Stop aussi au manque de respect, la profession doit être soutenue et revalorisée. « On en a marre d’être des larbins, explique Stéphanie Levaux, Infirmière spécialisée en oncologie au CHRV. On a l’impression de ne faire que du service aux gens et vu comme on est payé et traité, je ne que ce mot à la bouche. J’ai les pieds de plombs quand je viens travailler, j’ai fait 4 ans de spécialisation en oncologie et bientôt ça ne sera plus reconnu. Je suis dépitée... »

« On n’est plus des bonnes soeurs, relève Marjorie Talmas, Infirmière spécialisée en oncologie au CHRV. On est des infirmières, on se forme et je pense qu’on a besoin d’avoir le salaire qui correspond à nos années d’études tout simplement. »

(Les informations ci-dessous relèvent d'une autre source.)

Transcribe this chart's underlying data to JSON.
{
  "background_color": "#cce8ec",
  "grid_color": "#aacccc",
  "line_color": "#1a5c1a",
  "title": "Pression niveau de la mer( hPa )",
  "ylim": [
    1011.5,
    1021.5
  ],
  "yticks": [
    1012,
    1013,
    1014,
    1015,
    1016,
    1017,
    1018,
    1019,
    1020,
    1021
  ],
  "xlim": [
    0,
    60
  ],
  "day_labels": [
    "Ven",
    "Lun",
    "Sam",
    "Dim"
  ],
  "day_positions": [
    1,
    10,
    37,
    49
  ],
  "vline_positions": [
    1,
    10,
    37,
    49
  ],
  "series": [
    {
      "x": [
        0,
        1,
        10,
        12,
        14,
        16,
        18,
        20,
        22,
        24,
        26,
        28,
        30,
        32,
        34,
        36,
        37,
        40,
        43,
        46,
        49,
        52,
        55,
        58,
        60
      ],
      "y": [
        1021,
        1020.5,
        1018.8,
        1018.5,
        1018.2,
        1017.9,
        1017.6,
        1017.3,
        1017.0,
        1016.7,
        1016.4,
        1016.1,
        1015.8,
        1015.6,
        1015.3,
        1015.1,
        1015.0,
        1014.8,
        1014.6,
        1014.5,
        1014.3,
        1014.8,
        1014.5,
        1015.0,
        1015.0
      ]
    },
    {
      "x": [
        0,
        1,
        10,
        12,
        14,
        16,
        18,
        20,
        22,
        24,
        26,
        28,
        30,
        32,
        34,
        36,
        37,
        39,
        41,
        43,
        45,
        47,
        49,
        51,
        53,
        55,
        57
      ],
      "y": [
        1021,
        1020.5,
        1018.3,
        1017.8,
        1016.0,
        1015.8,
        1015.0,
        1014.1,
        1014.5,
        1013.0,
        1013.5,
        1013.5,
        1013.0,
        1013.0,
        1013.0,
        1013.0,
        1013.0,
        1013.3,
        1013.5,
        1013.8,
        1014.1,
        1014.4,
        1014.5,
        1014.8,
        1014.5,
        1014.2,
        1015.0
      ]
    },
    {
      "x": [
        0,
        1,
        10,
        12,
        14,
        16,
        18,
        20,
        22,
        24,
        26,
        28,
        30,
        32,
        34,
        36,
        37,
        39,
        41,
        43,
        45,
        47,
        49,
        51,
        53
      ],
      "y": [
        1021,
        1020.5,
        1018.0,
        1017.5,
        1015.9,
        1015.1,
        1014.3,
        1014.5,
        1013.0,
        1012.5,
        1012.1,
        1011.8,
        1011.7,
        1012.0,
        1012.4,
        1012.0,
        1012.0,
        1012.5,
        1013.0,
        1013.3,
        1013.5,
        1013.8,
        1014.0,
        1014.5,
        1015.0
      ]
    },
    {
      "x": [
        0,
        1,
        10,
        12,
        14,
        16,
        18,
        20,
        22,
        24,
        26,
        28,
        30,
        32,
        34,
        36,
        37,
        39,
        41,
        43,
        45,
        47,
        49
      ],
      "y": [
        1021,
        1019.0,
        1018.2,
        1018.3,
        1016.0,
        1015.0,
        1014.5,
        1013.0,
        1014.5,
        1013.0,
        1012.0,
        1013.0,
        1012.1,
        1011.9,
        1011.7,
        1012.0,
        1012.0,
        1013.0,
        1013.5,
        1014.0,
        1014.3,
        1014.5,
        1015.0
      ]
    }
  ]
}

Quitter le métier, ils sont nombreux à y penser. La CSC Service Publics va même plus loin et dénonce une pression qui donne la mort. Ce jeudi, une minute de silence a d’ailleurs été observée pour Romain, parti beaucoup trop tôt. « C’était lundi, il a laissé une lettre dans laquelle il explique qu’il n’en pouvait plus de cette pression. Il collaborait avec le CHRV et il n’en pouvait plus qu’on stigmatise les gens, il ne se retrouvait pas dans ce monde, il a donc préféré partir vers d’autres cieux. »

Face à ce qu’elle qualifie d’absurdité gouvernementale, la CSC Services Publics entend poursuivre les actions. Et pourrait prendre part à la grève nationale décrétée le 7 décembre prochain.